A website for all seasons
We approached accessibility via inclusive design methodologies — instead of fixing accessibility issues towards the end of the build, the site is planned, designed
and developed from the ground up to be accessible.
We gave LDF detailed guidance and control over key accessibility features, from optimising
images for highest performance and lowest energy usage, setting up image alt texts,
defining appropriate labelling and placeholders for forms and, utilising semantically
correct headings, texts and backgrounds as standard.
Designing for accessibility
We worked with our digital partner Koto on the UI designs for the personalisable visitor
programmes. Here, we focused on creating user interfaces that were grounded in user-centred design principles. Together, we approached accessibility via inclusive design methodologies — instead
of fixing accessibility issues towards the end of the build, the site was planned,
designed and developed from the ground up to be accessible.

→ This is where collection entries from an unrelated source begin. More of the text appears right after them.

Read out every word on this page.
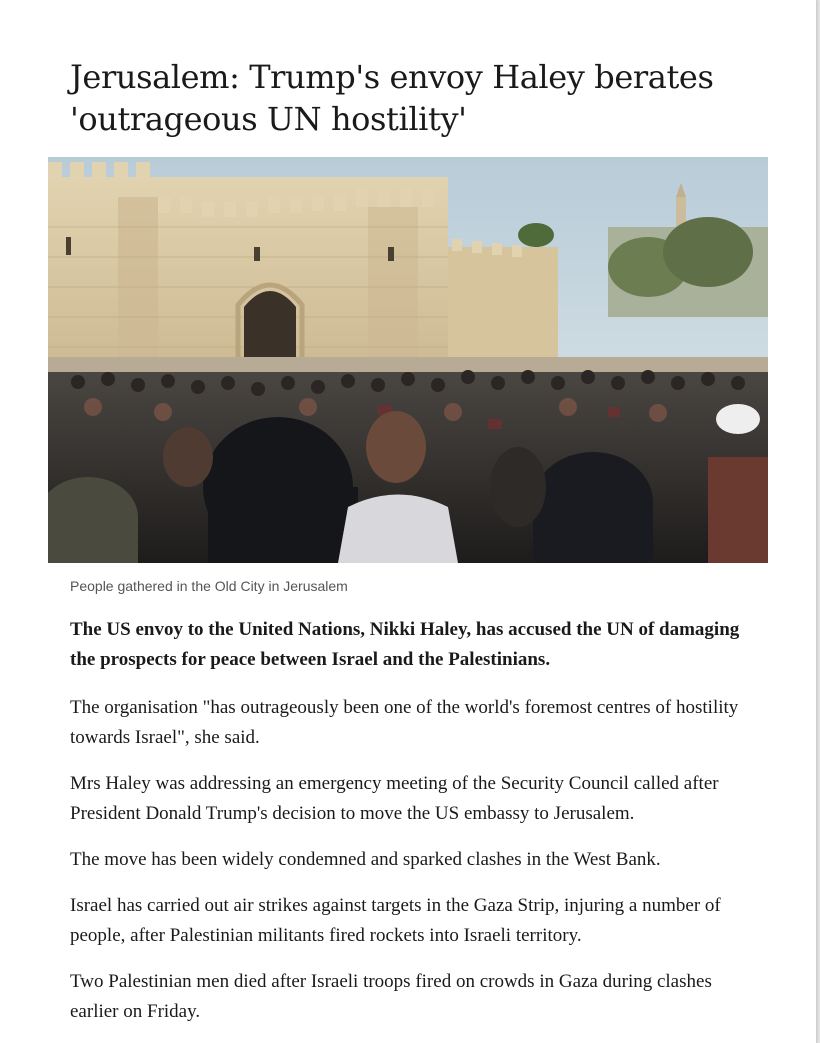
Jerusalem: Trump's envoy Haley berates 'outrageous UN hostility'

People gathered in the Old City in Jerusalem

The US envoy to the United Nations, Nikki Haley, has accused the UN of damaging the prospects for peace between Israel and the Palestinians.

The organisation "has outrageously been one of the world's foremost centres of hostility towards Israel", she said.

Mrs Haley was addressing an emergency meeting of the Security Council called after President Donald Trump's decision to move the US embassy to Jerusalem.

The move has been widely condemned and sparked clashes in the West Bank.

Israel has carried out air strikes against targets in the Gaza Strip, injuring a number of people, after Palestinian militants fired rockets into Israeli territory.

Two Palestinian men died after Israeli troops fired on crowds in Gaza during clashes earlier on Friday.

Our system gave LDF guidance and control over key accessibility features, such as setting
up image alt texts to cater for visitors using screen readers. We defined appropriate
labelling and placeholders for forms that utilised semantically correct headings, texts,
and backgrounds. We also optimised imagery for the highest performance and lowest energy
usage to reduce screen load times. The result is a highly responsive UI system that feels
intuitive to visitors as they create their own festival programmes.